What Does it Mean to Surf?

My parents and I drove through hundreds of miles of drought stricken land to get to the Surf Ranch, a famous wave pool in the middle of California. I started to smell manure from the surrounding cattle farms as we pulled up to the logo-imprinted wooden gates. Silver airstream trailers lay past these gates, surrounding a pool that was thousands of feet long and only a few feet deep. A sand-colored tarp sat underneath the chlorinated water, and drones circled above it. A train-sized machine ran alongside the edge of the pool, powerful enough to form the water into perfect, uniform waves. These waves were manufactured to resemble the ocean’s waves, but they were so perfectly shaped and lasted so long that it would take a lifetime to find something like them in the ocean. In the middle of August in central California, there was no need for a wetsuit. I jumped in the water, and while I waited for my engineered wave, my heart was pounding. Cameras were on me from every direction. Though the environment felt high-pressure, it was almost impossible not to have fun. The Surf Ranch is known for being like Disneyland for surfers. The quick repetition of perfect waves is designed to accelerate the learning experience, meaning that people who have never surfed before can stand up within their first few tries and people with surfing experience can improve quickly. After a day on those waves, I was exhausted and fell asleep as soon as we started our drive back to the coast.

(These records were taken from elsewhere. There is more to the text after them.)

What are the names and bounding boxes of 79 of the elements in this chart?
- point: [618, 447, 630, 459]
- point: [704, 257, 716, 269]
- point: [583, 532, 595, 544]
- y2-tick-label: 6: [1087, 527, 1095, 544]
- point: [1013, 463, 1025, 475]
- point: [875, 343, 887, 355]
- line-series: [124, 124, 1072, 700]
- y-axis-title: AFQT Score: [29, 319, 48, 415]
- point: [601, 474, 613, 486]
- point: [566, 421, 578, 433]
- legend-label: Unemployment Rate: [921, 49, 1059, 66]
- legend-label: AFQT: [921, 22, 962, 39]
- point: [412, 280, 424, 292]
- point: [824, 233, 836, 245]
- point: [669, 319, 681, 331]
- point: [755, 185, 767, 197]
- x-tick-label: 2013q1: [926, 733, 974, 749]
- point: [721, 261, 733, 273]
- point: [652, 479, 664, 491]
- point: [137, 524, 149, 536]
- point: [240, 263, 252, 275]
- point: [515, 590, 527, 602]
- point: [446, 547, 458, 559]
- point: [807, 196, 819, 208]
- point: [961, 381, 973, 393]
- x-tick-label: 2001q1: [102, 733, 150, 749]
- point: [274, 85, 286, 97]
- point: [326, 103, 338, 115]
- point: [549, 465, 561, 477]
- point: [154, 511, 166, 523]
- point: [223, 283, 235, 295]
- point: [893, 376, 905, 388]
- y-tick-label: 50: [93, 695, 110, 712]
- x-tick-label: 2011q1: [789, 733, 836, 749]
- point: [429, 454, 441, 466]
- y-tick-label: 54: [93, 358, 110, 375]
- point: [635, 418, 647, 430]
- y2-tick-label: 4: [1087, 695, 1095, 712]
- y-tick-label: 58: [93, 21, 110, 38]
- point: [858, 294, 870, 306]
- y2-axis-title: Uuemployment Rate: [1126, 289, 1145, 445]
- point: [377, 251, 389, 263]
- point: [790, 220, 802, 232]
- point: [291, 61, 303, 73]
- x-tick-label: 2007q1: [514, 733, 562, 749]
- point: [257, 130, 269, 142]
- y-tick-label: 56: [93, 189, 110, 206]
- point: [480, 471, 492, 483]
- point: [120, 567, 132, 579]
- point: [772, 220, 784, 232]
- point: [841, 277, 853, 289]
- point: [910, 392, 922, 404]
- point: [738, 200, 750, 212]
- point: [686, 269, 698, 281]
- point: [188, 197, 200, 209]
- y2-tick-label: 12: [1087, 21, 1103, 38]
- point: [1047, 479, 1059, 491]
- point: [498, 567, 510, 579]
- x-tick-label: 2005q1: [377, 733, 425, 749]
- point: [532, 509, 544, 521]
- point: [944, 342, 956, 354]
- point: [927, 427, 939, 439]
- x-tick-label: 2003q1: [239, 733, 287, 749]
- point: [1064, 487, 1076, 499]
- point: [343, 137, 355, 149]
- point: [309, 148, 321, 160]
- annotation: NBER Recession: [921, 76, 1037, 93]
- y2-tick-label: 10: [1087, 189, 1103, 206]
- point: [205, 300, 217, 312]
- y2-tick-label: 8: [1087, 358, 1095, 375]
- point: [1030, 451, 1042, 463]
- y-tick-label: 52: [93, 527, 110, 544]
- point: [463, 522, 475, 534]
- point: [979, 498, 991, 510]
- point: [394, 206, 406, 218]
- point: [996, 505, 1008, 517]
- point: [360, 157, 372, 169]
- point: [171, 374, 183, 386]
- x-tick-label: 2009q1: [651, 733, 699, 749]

The next morning I woke up to the sound of the ocean and made plans to surf that day. I struggled to put on my sandy wetsuit, which allows me to linger long enough in the cold, salty water to catch a few good waves. Unlike the scheduled, uniform waves at the Surf Ranch, the ocean’s waves are unexpected. They come in sets, but the sets come with almost no predictability and can be ruined by a shift in the wind, so I bob in the water waiting and watching for the right wave. Over the years, while I have waited for waves, I have watched great white shark fins glide past, I have seen baby dolphins leap playfully by their mother’s side, and stingrays have brushed up against my legs. In my rubber wetsuit, I recognize that I am an intruder and have very little control here. This lack of control makes me feel more connected to nature, as I become part of and subject to its forces. I am alert and present because I know that I have to pay attention to everything around me. Even though I am in the cold water for hours, when I emerge I feel rejuvenated. 

The Surf Ranch helped me understand that surfing is not simply the act of riding a wave, it is getting into the ocean and making myself vulnerable to the power of nature. The wave pool uses energy to manufacture a perfect wave, but it doesn’t come close to replicating the whole experience of surfing. For learning, improving, and competing, the wave pool is an incredible tool. It becomes dangerous though when wave pools are no longer being used as a tool but rather as a replacement for an experience that currently connects millions of people to the ocean and makes them appreciate it. The Surf Ranch is licensing their technology, and wave pools are already being built around the world. Companies are even developing communities around these wave pools. We as humans tend to take what we like about nature and fabricate hollowed out versions of it, and ironically this practice ends up separating us from the very nature we are emulating.